Let’s start with a statistic: “In the past 25 years, sixteen teenagers have committed mass murder in an American elementary or high school.”* In addition, many other teenagers planned to kill but were discovered and prevented. So: Why are so many (a) young (b) men eager to (c) kill in (d) schools?
A. Focus on the young males common point. It could be mostly biological: adolescent boys and girls differ in their biological behaviors, so the same environment will stimulate different behaviors. Or it could be mostly environmental: we do well with teenage girls but don’t do these things with teenage girls, or we do bad things to teenage boys that we don’t do to teenage girls. Or a combination of all of the above. I have no guesses here.
B. Focus on specific location and targets: students and teachers in schools.** These killers are not targeting people at the mall or at a music concert or other places where many potential targets are concentrated. So: what is special about killers in schools?
Statistics also show that the motives for murder (apart from war) are most often money, hatred of specific individuals, or hatred based on religious or political ideology. Money isn’t the issue in school shootings, so let’s focus on the hate.
Think of spousal murder and the statistic that most domestic murders are one spouse killing the other. The relationship is close – hours and hours, days and days together constantly – but it has become toxic: they come to hate each other, then to despise each other, then to hate each other. Then one kills the other.
School is a toxic place for many students. Being there is a slow poison for hours, days, weeks and months – and they come to hate the place and the individuals there. As in the toxic marriage, they want to kill each other.
So Assumption 1: Unlike shopping malls and concert halls, schools are toxic places for these students, and the same aversion/contempt/hate dynamic of toxic marriages is at work in them.
VS Still, there’s an impersonal element to school shootings, unlike toxic marriages, so it’s more complicated. Students and teachers murdered very often have no personal connection to the shooter. The shooter isn’t just targeting a particular teacher he despises or a few other students he hates. He also kills people whose names he does not know and whom he has never met.

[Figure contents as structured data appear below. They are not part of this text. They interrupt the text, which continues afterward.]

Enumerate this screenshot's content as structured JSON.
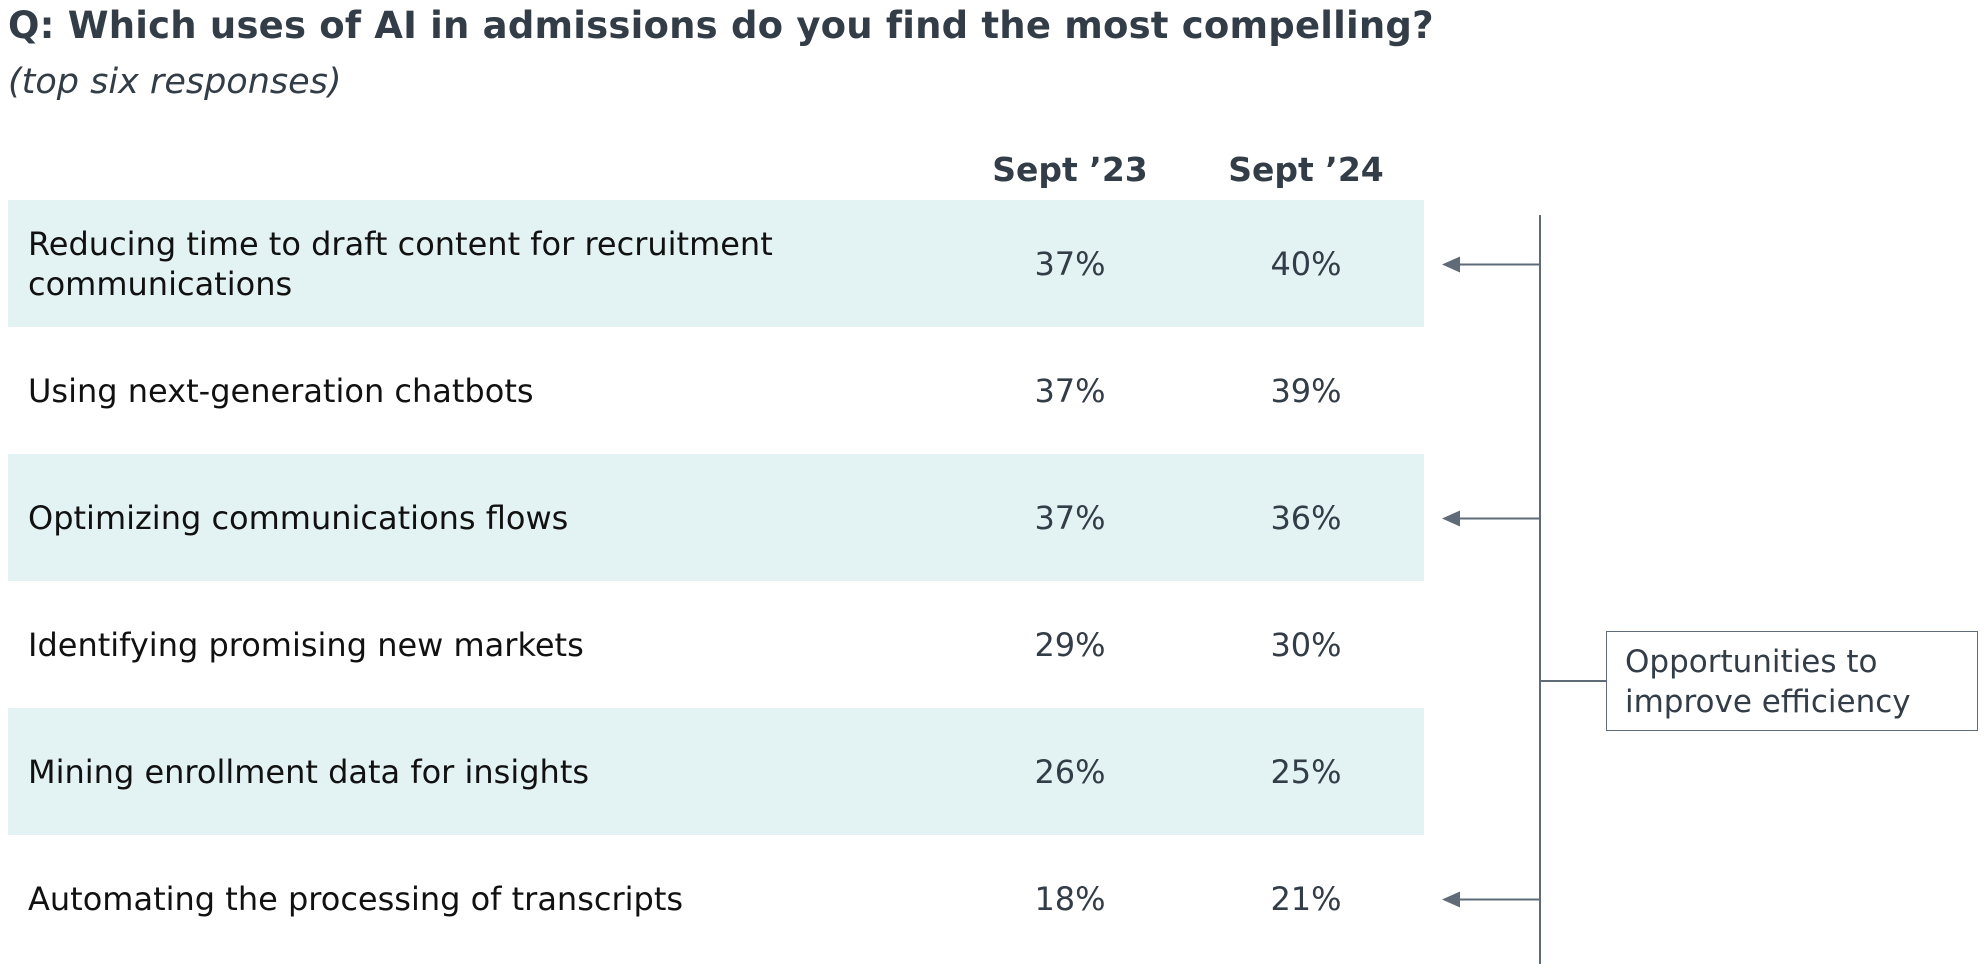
{
  "chart_data": {
    "type": "table",
    "title": "Q: Which uses of AI in admissions do you find the most compelling?",
    "subtitle": "(top six responses)",
    "columns": [
      "Sept ’23",
      "Sept ’24"
    ],
    "rows": [
      {
        "label": "Reducing time to draft content for recruitment communications",
        "values": [
          "37%",
          "40%"
        ],
        "shaded": true,
        "arrow": true
      },
      {
        "label": "Using next-generation chatbots",
        "values": [
          "37%",
          "39%"
        ],
        "shaded": false,
        "arrow": false
      },
      {
        "label": "Optimizing communications flows",
        "values": [
          "37%",
          "36%"
        ],
        "shaded": true,
        "arrow": true
      },
      {
        "label": "Identifying promising new markets",
        "values": [
          "29%",
          "30%"
        ],
        "shaded": false,
        "arrow": false
      },
      {
        "label": "Mining enrollment data for insights",
        "values": [
          "26%",
          "25%"
        ],
        "shaded": true,
        "arrow": false
      },
      {
        "label": "Automating the processing of transcripts",
        "values": [
          "18%",
          "21%"
        ],
        "shaded": false,
        "arrow": true
      }
    ],
    "annotation": "Opportunities to improve efficiency",
    "colors": {
      "row_shade": "#e3f3f4",
      "text": "#111111",
      "header": "#333d47",
      "bracket": "#5f6b76"
    }
  }
}
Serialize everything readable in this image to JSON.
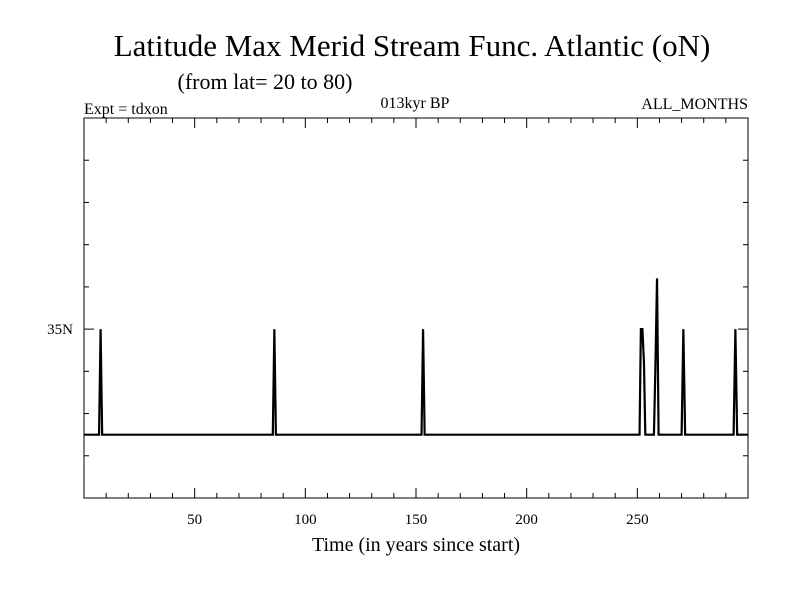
{
  "chart_data": {
    "type": "line",
    "title": "Latitude Max Merid Stream Func. Atlantic (oN)",
    "subtitle": "(from lat= 20 to 80)",
    "left_note": "Expt = tdxon",
    "center_note": "013kyr BP",
    "right_note": "ALL_MONTHS",
    "xlabel": "Time (in years since start)",
    "ylabel": "",
    "xlim": [
      0,
      300
    ],
    "ylim": [
      15,
      60
    ],
    "x_ticks": [
      50,
      100,
      150,
      200,
      250
    ],
    "x_tick_labels": [
      "50",
      "100",
      "150",
      "200",
      "250"
    ],
    "y_ticks": [
      35
    ],
    "y_tick_labels": [
      "35N"
    ],
    "grid": false,
    "legend": "none",
    "series": [
      {
        "x": [
          0,
          6.8,
          7.5,
          8.2,
          85.3,
          86.0,
          86.7,
          152.5,
          153.2,
          153.9,
          251.0,
          251.6,
          252.3,
          253.0,
          253.6,
          257.5,
          258.2,
          258.9,
          259.6,
          270.0,
          270.8,
          271.6,
          293.5,
          294.3,
          295.1,
          300
        ],
        "y": [
          22.5,
          22.5,
          35,
          22.5,
          22.5,
          35,
          22.5,
          22.5,
          35,
          22.5,
          22.5,
          35,
          35,
          31,
          22.5,
          22.5,
          31,
          41,
          22.5,
          22.5,
          35,
          22.5,
          22.5,
          35,
          22.5,
          22.5
        ]
      }
    ]
  },
  "style": {
    "line_color": "#000000",
    "background": "#ffffff"
  }
}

This suggests that the school functions as a symbolic place in the shooter’s mind. And that makes school shooters similar to political and religious ideologues who kill. When ideologues, for example, blow up synagogues, churches, mosques, banks or parliaments, their targets are for them generic tokens of hated abstractionsand not particular individuals and places.
So Hypothesis 2: To school shooters, School stands in his mind like a hated symbol in the same way Jewish is in the mind of an anti-Semite or Banker is in the mind of an anti-capitalist or Politician takes place in the mind of an anarchist, and the destruction of the individuals involved is generic and impersonal.
D. I’m also struck by the number of school shooters who either don’t expect to survive, don’t seem to care about their survival, or plan on not surviving the event. There is therefore also a powerful phenomenon of self-destruction at work, something nihilistic. Yet, rather than simply sinking into meaningless lives or quietly committing suicide, they plan and execute a negative an act that they know will attract a lot of attention. They want to destroy themselves and they want to cause as much destruction to others as they can by doing so.
So Hypothesis 3: School shooters are near-but-not-quite-absolute nihilists who feel empty except for despair and hatred and a need for their life to have at least one significant act to define it.
* Source: Professor Bradley Thompson.
** A sub-question to be studied later: How many occurred in private schools and how many in public schools?